I’ve come to Lucca to visit friends, and to eat. Shilpa and Antonio live in the peaceful villa district of Monte San Quirico, across the river from Lucca. For Italy they are an unexpected couple. Antonio’s background is half Lucchese and half Piedmontese (which might as well be foreign around here), while Shilpa is Indian American. Antonio’s politics are center-right, Shilpa’s the opposite. Their frequent disagreements about the quality of pale, white, salt-free Tuscan bread are operatic, hilarious, and instructive. In a nutshell, a staple that to Antonio may represent identity, resilience, and Tuscan thrift, to Shilpa represents some pretty bad bread. Meanwhile, their son Zubin, a brown-eyed four-year-old, reminds us of his favorite nursery rhyme (“O is for Obama”). After a few hours with Shilpa and Antonio’s family, the Kebab Controversy and the reign of the Northern League begin to seem slightly abstract.
The first place we hit for sustenance lies outside of Lucca’s walls. What’s even more shocking for wine-soaked Italy is that we are headed for an award-winning brewery by the name of Birrificio Brùton. Inside this cavernous repurposed farmhouse, next to a sweet terrace filled with jazz and children, a waiter sporting sideburns and leather bracelets heats up a jar of baby food while stroking the cheek of a mesmerized youngster. Iacopo Lenci, the 26-year-old owner, serves serious beer and formidable pub grub. Lenci’s dad is a winemaker, which brings to mind both continuity and rebellion. We’re quaffing large amounts of Brùton’s notable Dieci beer, so named for its 10 percent alcohol content, a magnificently fruity creation endowed with notes of caramel and licorice, as well as the chocolaty Momus, which somehow stacks up against the kitchen’s lightly fried rabbit, juicy grilled onions, and a hamburger (yes, a hamburger!) composed of rich Tuscan meat and a familiar sesame-seed bun.

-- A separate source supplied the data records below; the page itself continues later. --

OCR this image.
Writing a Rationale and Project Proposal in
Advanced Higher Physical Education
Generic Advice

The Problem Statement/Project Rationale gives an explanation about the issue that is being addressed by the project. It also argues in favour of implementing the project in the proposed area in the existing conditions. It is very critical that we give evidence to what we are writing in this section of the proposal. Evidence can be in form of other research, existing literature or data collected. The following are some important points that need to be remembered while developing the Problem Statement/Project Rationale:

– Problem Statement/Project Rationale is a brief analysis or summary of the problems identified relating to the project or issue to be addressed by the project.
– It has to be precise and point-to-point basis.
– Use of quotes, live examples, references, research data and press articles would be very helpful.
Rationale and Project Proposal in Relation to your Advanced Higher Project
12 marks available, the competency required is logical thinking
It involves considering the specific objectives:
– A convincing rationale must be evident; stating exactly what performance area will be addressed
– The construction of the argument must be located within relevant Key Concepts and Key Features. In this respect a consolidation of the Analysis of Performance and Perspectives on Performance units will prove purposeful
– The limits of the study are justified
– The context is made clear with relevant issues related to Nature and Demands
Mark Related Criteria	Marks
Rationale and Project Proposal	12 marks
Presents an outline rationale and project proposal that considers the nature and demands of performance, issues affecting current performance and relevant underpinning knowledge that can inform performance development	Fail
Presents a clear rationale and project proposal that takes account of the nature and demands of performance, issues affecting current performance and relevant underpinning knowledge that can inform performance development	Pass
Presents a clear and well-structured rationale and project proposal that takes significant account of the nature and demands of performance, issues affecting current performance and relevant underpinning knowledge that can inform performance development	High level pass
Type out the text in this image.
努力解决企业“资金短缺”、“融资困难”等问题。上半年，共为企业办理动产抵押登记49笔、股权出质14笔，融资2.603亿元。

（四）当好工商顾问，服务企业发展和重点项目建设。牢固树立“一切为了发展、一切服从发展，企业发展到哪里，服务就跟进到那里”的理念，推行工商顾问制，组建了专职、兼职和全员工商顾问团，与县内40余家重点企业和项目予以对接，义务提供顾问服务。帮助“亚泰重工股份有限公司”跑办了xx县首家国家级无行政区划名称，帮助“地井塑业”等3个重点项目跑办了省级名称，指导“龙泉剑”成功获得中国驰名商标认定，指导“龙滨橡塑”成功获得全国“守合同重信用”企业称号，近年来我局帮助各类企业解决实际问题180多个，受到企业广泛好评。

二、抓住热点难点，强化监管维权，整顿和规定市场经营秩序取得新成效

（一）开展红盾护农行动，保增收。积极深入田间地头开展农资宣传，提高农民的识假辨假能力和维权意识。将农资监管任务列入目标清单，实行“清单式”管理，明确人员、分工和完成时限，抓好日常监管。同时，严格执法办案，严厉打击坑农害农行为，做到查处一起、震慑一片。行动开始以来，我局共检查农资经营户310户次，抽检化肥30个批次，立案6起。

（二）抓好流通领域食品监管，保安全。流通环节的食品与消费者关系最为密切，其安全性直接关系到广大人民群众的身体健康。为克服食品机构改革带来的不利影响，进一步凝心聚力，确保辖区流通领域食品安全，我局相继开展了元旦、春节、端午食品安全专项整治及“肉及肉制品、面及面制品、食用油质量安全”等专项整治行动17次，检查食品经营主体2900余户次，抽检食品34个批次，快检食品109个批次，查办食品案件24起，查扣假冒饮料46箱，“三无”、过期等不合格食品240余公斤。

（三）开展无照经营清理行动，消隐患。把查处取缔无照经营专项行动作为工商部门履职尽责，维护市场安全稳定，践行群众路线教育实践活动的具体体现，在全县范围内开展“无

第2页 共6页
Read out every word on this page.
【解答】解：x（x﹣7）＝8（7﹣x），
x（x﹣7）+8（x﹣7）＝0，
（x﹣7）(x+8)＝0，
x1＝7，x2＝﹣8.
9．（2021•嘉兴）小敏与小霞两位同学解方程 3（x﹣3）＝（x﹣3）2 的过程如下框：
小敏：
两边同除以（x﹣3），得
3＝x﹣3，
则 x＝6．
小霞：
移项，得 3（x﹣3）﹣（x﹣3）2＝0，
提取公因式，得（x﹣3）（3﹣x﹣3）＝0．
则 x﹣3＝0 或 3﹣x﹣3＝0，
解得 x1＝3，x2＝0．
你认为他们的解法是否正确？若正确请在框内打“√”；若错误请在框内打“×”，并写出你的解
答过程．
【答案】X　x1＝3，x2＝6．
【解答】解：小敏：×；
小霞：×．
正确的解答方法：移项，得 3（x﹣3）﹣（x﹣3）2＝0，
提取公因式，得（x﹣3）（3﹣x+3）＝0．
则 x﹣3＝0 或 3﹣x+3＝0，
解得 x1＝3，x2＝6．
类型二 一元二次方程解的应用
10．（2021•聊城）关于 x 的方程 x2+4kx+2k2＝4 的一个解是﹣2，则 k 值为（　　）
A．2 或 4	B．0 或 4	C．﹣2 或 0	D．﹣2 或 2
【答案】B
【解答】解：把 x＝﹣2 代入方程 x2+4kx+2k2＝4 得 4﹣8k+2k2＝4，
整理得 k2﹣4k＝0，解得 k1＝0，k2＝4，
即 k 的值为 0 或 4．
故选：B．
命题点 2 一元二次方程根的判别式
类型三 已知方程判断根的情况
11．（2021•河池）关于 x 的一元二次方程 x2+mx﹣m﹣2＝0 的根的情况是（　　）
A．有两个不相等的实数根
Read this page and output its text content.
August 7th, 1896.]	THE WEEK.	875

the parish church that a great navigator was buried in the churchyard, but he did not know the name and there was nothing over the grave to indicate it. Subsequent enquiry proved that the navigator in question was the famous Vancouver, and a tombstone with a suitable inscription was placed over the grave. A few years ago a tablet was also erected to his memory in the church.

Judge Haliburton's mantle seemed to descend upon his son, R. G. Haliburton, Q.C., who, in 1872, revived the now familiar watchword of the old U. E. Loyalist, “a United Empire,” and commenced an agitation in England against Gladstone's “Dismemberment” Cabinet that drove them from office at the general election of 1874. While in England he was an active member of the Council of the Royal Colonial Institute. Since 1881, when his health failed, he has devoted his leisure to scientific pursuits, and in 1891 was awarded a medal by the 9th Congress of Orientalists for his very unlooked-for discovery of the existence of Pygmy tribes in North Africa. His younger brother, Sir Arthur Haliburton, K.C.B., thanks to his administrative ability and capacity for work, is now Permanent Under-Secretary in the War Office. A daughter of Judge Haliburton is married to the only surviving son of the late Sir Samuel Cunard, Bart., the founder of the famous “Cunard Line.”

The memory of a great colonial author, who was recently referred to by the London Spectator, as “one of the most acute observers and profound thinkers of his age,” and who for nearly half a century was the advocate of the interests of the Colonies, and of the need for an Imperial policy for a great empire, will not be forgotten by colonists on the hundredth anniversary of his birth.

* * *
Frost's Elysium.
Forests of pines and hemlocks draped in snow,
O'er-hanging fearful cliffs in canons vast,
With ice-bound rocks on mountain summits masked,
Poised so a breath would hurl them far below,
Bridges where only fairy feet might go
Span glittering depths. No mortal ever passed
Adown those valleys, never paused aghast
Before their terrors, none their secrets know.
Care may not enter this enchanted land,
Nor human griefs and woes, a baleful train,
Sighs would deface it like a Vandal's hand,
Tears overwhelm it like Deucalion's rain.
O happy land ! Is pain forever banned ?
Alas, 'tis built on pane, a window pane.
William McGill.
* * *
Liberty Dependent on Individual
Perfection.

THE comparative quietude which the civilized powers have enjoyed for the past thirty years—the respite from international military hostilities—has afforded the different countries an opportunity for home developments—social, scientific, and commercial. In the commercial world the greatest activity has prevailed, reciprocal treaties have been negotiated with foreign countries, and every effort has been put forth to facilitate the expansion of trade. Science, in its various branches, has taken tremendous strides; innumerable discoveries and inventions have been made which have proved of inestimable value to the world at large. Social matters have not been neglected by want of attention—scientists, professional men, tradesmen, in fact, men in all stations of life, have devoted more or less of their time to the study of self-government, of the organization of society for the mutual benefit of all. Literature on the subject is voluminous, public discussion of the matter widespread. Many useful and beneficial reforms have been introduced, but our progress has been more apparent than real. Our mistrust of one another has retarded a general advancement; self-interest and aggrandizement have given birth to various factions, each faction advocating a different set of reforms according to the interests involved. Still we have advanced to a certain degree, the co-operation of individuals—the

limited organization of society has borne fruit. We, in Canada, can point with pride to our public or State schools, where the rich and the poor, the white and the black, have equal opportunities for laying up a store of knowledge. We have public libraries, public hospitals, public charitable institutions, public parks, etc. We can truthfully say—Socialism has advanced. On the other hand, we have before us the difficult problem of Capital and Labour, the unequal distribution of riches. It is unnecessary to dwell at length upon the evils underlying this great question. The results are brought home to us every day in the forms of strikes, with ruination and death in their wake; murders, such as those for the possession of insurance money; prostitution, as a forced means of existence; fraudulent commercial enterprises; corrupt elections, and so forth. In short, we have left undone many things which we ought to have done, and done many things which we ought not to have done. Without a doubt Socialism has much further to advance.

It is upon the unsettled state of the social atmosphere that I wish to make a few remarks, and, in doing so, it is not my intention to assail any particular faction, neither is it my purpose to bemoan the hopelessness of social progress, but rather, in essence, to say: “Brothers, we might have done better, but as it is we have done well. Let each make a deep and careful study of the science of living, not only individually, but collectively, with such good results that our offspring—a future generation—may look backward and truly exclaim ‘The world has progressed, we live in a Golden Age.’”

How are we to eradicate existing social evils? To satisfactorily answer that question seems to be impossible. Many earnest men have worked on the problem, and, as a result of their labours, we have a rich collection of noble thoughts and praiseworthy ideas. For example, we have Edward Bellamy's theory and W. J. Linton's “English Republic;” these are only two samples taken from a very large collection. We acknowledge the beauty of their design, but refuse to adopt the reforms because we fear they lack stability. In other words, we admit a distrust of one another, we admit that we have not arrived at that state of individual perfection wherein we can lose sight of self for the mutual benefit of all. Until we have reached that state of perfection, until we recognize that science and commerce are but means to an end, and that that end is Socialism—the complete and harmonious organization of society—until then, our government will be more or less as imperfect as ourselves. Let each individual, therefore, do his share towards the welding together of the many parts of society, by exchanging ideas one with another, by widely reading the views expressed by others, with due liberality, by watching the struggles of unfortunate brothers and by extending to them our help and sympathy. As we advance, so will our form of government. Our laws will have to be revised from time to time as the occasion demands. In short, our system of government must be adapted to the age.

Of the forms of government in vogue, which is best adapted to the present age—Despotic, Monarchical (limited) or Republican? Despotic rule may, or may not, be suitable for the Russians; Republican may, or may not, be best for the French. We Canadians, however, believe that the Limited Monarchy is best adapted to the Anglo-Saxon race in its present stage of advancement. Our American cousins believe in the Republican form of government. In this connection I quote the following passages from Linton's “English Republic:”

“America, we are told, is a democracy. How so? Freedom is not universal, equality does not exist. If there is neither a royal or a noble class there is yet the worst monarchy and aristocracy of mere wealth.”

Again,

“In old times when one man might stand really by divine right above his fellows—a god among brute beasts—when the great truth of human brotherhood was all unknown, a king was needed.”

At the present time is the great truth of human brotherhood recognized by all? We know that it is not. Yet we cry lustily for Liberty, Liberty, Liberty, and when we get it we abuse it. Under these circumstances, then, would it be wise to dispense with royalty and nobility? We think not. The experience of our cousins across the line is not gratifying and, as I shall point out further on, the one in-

The bun instigates another discussion on the quality and provenance of Tuscan bread, during which Shilpa says of Lenci and his groundbreaking brewery, “This guy’s the future of Italy. This is the only way it’ll go forward.” No one disagrees.
Our next stop: a restaurant named Grano Salis, also outside of Lucca’s walls. Firouz Galdo, an Iranian-born architect working in Rome, was brought in to create a contemporary space full of light, wood, and pewter—the whole thing could easily sit atop a Hong Kong skyscraper. Grano Salis, full of young locals, is certainly in the pro-kebab camp. Its website weighs in on the controversy, noting that Italian cuisine is flooded with foreign influences and that there’s not a whale of difference between, say, sashimi and crudo or, for that matter, kebabs and the Italian spiedini. The interior of Grano Salis is covered in mottoes such as Mangia come pensi (“Eat like you think”), and thoughtful is the best way to describe the restaurant’s professional and knowledgeable waitstaff, who will say things like: “The octopus we saw today at the market was too small. We didn’t like it.”
What they did like were the succulent mini-clams in the ramen-thick, beyond-al-dente tonnarelli con polipetti e pecorino and the silky trippa of baccalà alla romana, sitting atop tomato and garlic on toast. We drink down a Tenuta delle Terre Nere, grown in the rocks of the Etna volcano, with an aromatic complexity that boggles the mind and leads to comments along the lines of “The filthiest wine I’ve ever had” and “It tastes like a very dirty child.”
Another night, we head for Ristorante Lombardo, in the pretty hills of Santo Stefano, 15 minutes outside of Lucca’s walls. Lombardo specializes in very honest Lucchese cuisine, such as the stewed codfish with leek, and also represents some decent and inexpensive local wines. Facing the port of Livorno, the restaurant’s terrace feels temperate and joyous with nuclear families, the mountains nearly glisten, and the lack of light pollution is spectacular. The egg-yellow tortelli lucchese are a meaty double threat—there’s beef and pork and bread crumbs inside, and beef and pork (and tons of vegetables) in the sauce. Lombardo’s pillowy specimens are so rich, eating them feels like biting into a Swiss franc.
In the opposite direction from the city is the famous Michelin-starred La Mora, which after 143 years still keeps tradition in check with its inventive cooking. The wine cellar is a glorious museum filled with dust-covered beauties—it’s worth a trip inside just to watch a 1980 Pétrus Pomerol gleam seductively—and the wine list leaves no stone unturned. We gorge on the aquadelle fritte, sweet tiny river fish that must have sardines for big cousins, then hit the chickpea soup with shrimp, an entirely successful interpretation of a Lucchese classic, saving room for the fiori di zucca that have been with us at the table for half an hour but are still living and breathing, still firm and crisp. A deconstructed farro soup bearing a spicy, vaguely Mexican kick puts a brief multicultural smile on our faces.